Executive churn at Xbox and the wider industry pressure
Phil Spencer’s retirement and the arrival of Asha Sharma at Xbox have rippled through the competitive landscape. Microsoft’s emphasis on day-one releases for Game Pass and subscription tactics was a clear gambit to compete with Sony’s hardware-led loyalty.
Those corporate moves create pressure in both directions. Sony may see Xbox’s pivots as a reason to protect PlayStation’s identity, and Microsoft may double down on services to counter a tightened Sony strategy. The market is rebalancing while studios and publishers hedge.
How will this affect PC players and Steam?
Short-term, PC players could lose early access to marquee singleplayer games. Steam and other PC storefronts would still host later ports, but the exclusivity window is part of what sustains console sales. If Sony widens that window, Steam’s calendar could look leaner for major first-party releases.
Layoffs, AI, and the shrinking appetite for risk
Hundreds of layoffs across the industry this year have changed risk calculus at publishers and platform holders. Boards want predictable revenue lines and fewer creative experiments that don’t pay back quickly.
That pressure can starve PC ports of priority. When teams and budgets tighten, companies keep what most directly defends their platform. You’ve seen the signs: fewer outside bets, more in-house investment in franchise titles.

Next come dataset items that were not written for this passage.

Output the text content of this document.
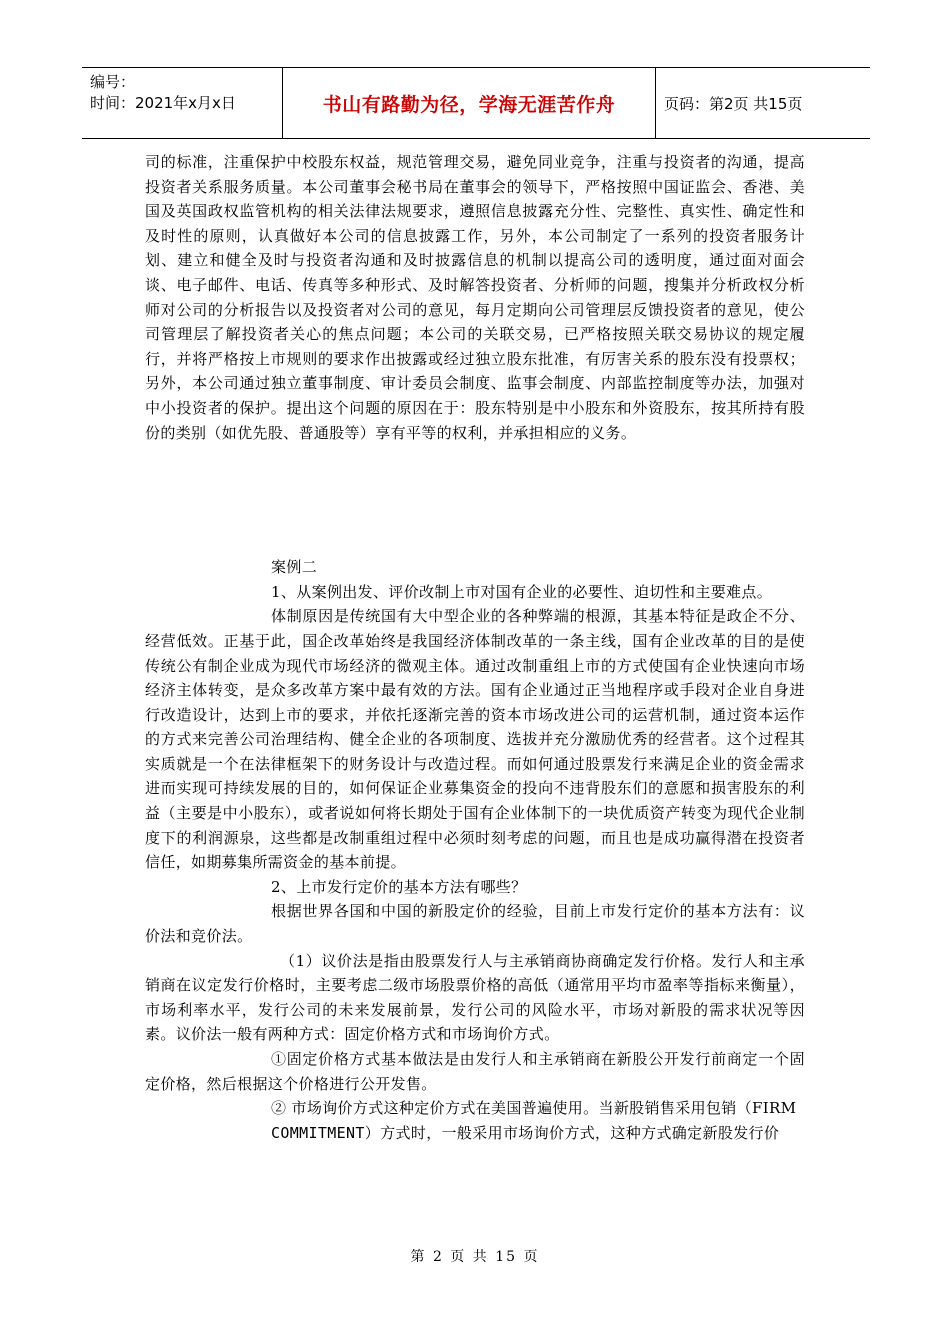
编号：
时间：2021年x月x日	书山有路勤为径，学海无涯苦作舟	页码：第2页 共15页

司的标准，注重保护中校股东权益，规范管理交易，避免同业竞争，注重与投资者的沟通，提高投资者关系服务质量。本公司董事会秘书局在董事会的领导下，严格按照中国证监会、香港、美国及英国政权监管机构的相关法律法规要求，遵照信息披露充分性、完整性、真实性、确定性和及时性的原则，认真做好本公司的信息披露工作，另外，本公司制定了一系列的投资者服务计划、建立和健全及时与投资者沟通和及时披露信息的机制以提高公司的透明度，通过面对面会谈、电子邮件、电话、传真等多种形式、及时解答投资者、分析师的问题，搜集并分析政权分析师对公司的分析报告以及投资者对公司的意见，每月定期向公司管理层反馈投资者的意见，使公司管理层了解投资者关心的焦点问题；本公司的关联交易，已严格按照关联交易协议的规定履行，并将严格按上市规则的要求作出披露或经过独立股东批准，有厉害关系的股东没有投票权；另外，本公司通过独立董事制度、审计委员会制度、监事会制度、内部监控制度等办法，加强对中小投资者的保护。提出这个问题的原因在于：股东特别是中小股东和外资股东，按其所持有股份的类别（如优先股、普通股等）享有平等的权利，并承担相应的义务。

案例二

1、从案例出发、评价改制上市对国有企业的必要性、迫切性和主要难点。

体制原因是传统国有大中型企业的各种弊端的根源，其基本特征是政企不分、经营低效。正基于此，国企改革始终是我国经济体制改革的一条主线，国有企业改革的目的是使传统公有制企业成为现代市场经济的微观主体。通过改制重组上市的方式使国有企业快速向市场经济主体转变，是众多改革方案中最有效的方法。国有企业通过正当地程序或手段对企业自身进行改造设计，达到上市的要求，并依托逐渐完善的资本市场改进公司的运营机制，通过资本运作的方式来完善公司治理结构、健全企业的各项制度、选拔并充分激励优秀的经营者。这个过程其实质就是一个在法律框架下的财务设计与改造过程。而如何通过股票发行来满足企业的资金需求进而实现可持续发展的目的，如何保证企业募集资金的投向不违背股东们的意愿和损害股东的利益（主要是中小股东），或者说如何将长期处于国有企业体制下的一块优质资产转变为现代企业制度下的利润源泉，这些都是改制重组过程中必须时刻考虑的问题，而且也是成功赢得潜在投资者信任，如期募集所需资金的基本前提。

2、上市发行定价的基本方法有哪些？

根据世界各国和中国的新股定价的经验，目前上市发行定价的基本方法有：议价法和竞价法。

（1）议价法是指由股票发行人与主承销商协商确定发行价格。发行人和主承销商在议定发行价格时，主要考虑二级市场股票价格的高低（通常用平均市盈率等指标来衡量），市场利率水平，发行公司的未来发展前景，发行公司的风险水平，市场对新股的需求状况等因素。议价法一般有两种方式：固定价格方式和市场询价方式。

①固定价格方式基本做法是由发行人和主承销商在新股公开发行前商定一个固定价格，然后根据这个价格进行公开发售。

② 市场询价方式这种定价方式在美国普遍使用。当新股销售采用包销（FIRM

COMMITMENT）方式时，一般采用市场询价方式，这种方式确定新股发行价

第 2 页 共 15 页
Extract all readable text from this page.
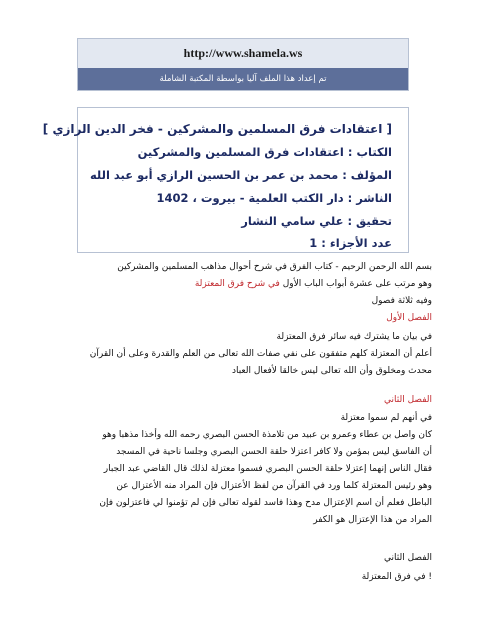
http://www.shamela.ws
تم إعداد هذا الملف آليا بواسطة المكتبة الشاملة
[ اعتقادات فرق المسلمين والمشركين - فخر الدين الرازي ]
الكتاب : اعتقادات فرق المسلمين والمشركين
المؤلف : محمد بن عمر بن الحسين الرازي أبو عبد الله
الناشر : دار الكتب العلمية - بيروت ، 1402
تحقيق : علي سامي النشار
عدد الأجزاء : 1
بسم الله الرحمن الرحيم - كتاب الفرق في شرح أحوال مذاهب المسلمين والمشركين
وهو مرتب على عشرة أبواب الباب الأول في شرح فرق المعتزلة
وفيه ثلاثة فصول
الفصل الأول
في بيان ما يشترك فيه سائر فرق المعتزلة
أعلم أن المعتزلة كلهم متفقون على نفي صفات الله تعالى من العلم والقدرة وعلى أن القرآن
محدث ومخلوق وأن الله تعالى ليس خالقا لأفعال العباد
الفصل الثاني
في أنهم لم سموا معتزلة
كان واصل بن عطاء وعمرو بن عبيد من تلامذة الحسن البصري رحمه الله وأخذا مذهبا وهو
أن الفاسق ليس بمؤمن ولا كافر اعتزلا حلقة الحسن البصري وجلسا ناحية في المسجد
فقال الناس إنهما إعتزلا حلقة الحسن البصري فسموا معتزلة لذلك قال القاضي عبد الجبار
وهو رئيس المعتزلة كلما ورد في القرآن من لفظ الأعتزال فإن المراد منه الأعتزال عن
الباطل فعلم أن اسم الإعتزال مدح وهذا فاسد لقوله تعالى فإن لم تؤمنوا لي فاعتزلون فإن
المراد من هذا الإعتزال هو الكفر
الفصل الثاني
! في فرق المعتزلة
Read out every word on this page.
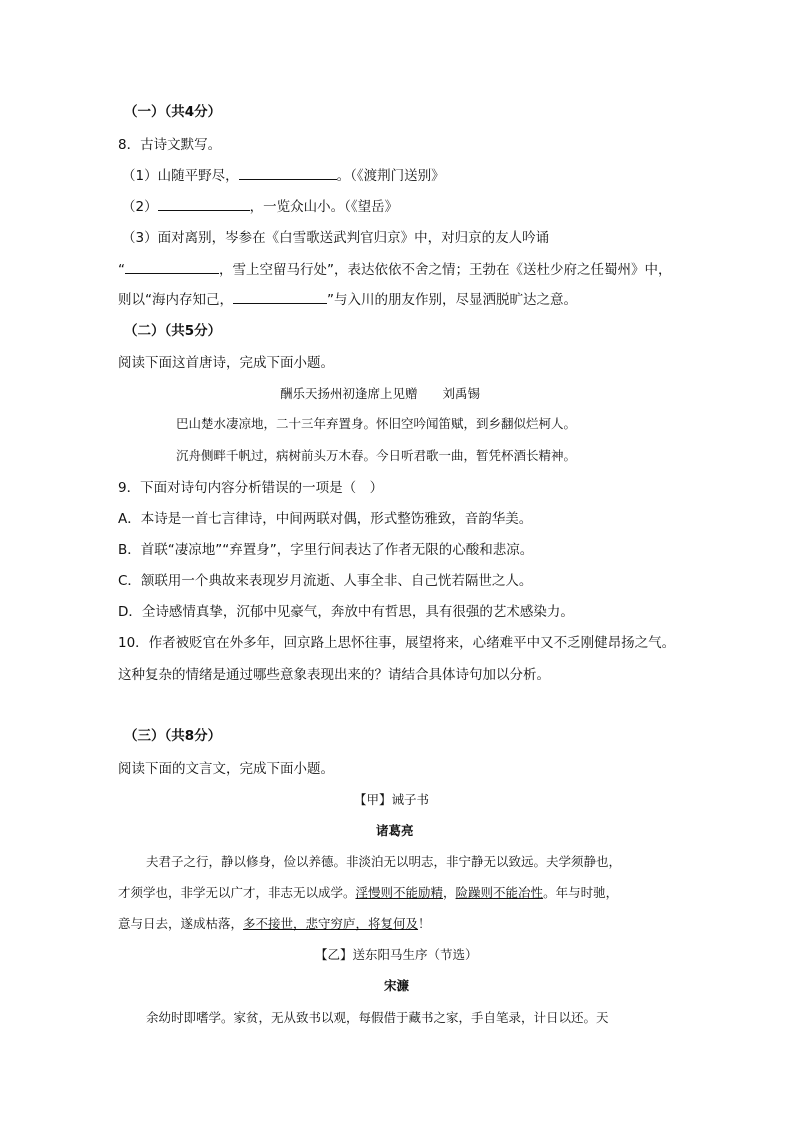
（一）（共4分）
8．古诗文默写。
（1）山随平野尽，	。（《渡荆门送别》
（2）	，一览众山小。（《望岳》
（3）面对离别，岑参在《白雪歌送武判官归京》中，对归京的友人吟诵
“	，雪上空留马行处”，表达依依不舍之情；王勃在《送杜少府之任蜀州》中，
则以“海内存知己，	”与入川的朋友作别，尽显洒脱旷达之意。
（二）（共5分）
阅读下面这首唐诗，完成下面小题。
酬乐天扬州初逢席上见赠　　刘禹锡
巴山楚水凄凉地，二十三年弃置身。怀旧空吟闻笛赋，到乡翻似烂柯人。
沉舟侧畔千帆过，病树前头万木春。今日听君歌一曲，暂凭杯酒长精神。
9．下面对诗句内容分析错误的一项是（　）
A．本诗是一首七言律诗，中间两联对偶，形式整饬雅致，音韵华美。
B．首联“凄凉地”“弃置身”，字里行间表达了作者无限的心酸和悲凉。
C．颔联用一个典故来表现岁月流逝、人事全非、自己恍若隔世之人。
D．全诗感情真挚，沉郁中见豪气，奔放中有哲思，具有很强的艺术感染力。
10．作者被贬官在外多年，回京路上思怀往事，展望将来，心绪难平中又不乏刚健昂扬之气。
这种复杂的情绪是通过哪些意象表现出来的？请结合具体诗句加以分析。
（三）（共8分）
阅读下面的文言文，完成下面小题。
【甲】诫子书
诸葛亮
夫君子之行，静以修身，俭以养德。非淡泊无以明志，非宁静无以致远。夫学须静也，
才须学也，非学无以广才，非志无以成学。淫慢则不能励精，险躁则不能冶性。年与时驰，
意与日去，遂成枯落，多不接世，悲守穷庐，将复何及！
【乙】送东阳马生序（节选）
宋濂
余幼时即嗜学。家贫，无从致书以观，每假借于藏书之家，手自笔录，计日以还。天
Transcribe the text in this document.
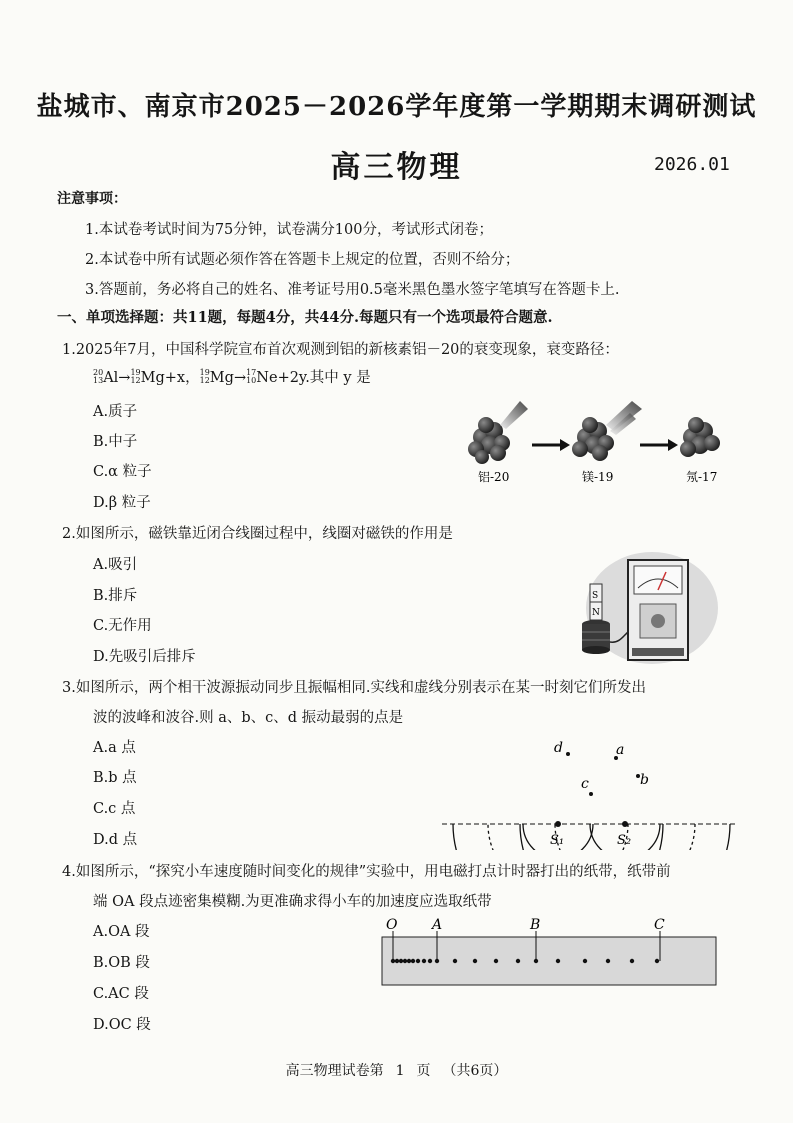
盐城市、南京市2025－2026学年度第一学期期末调研测试
高三物理	2026.01
注意事项：
1.本试卷考试时间为75分钟，试卷满分100分，考试形式闭卷；
2.本试卷中所有试题必须作答在答题卡上规定的位置，否则不给分；
3.答题前，务必将自己的姓名、准考证号用0.5毫米黑色墨水签字笔填写在答题卡上.
一、单项选择题：共11题，每题4分，共44分.每题只有一个选项最符合题意.
1.2025年7月，中国科学院宣布首次观测到铝的新核素铝－20的衰变现象，衰变路径：
20
13Al→19
12Mg+x，19
12Mg→17
10Ne+2y.其中 y 是
A.质子
B.中子
C.α 粒子
D.β 粒子
铝-20	镁-19	氖-17
2.如图所示，磁铁靠近闭合线圈过程中，线圈对磁铁的作用是
A.吸引
B.排斥
C.无作用
D.先吸引后排斥
S
N
3.如图所示，两个相干波源振动同步且振幅相同.实线和虚线分别表示在某一时刻它们所发出
波的波峰和波谷.则 a、b、c、d 振动最弱的点是
A.a 点
B.b 点
C.c 点
D.d 点
d	a
c	b
S₁	S₂
4.如图所示，“探究小车速度随时间变化的规律”实验中，用电磁打点计时器打出的纸带，纸带前
端 OA 段点迹密集模糊.为更准确求得小车的加速度应选取纸带
A.OA 段
B.OB 段
C.AC 段
D.OC 段
O A	B	C
高三物理试卷第 1 页 （共6页）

I won’t pretend this is simple. The console wars are becoming a game of selective generosity—who gets what, when, and why. Sony’s strategy shifted like a lighthouse turning its beam away from the shore.
For now, you should watch three things: official word from Sony and Insomniac, Steam numbers after any future ports, and how Microsoft under Asha Sharma answers the move. If Sony quietly makes exclusivity a longer rule, PC fans will feel the squeeze—but indie developers will still fill some of the gaps.
Which side do you think will blink first in the next wave of console politics?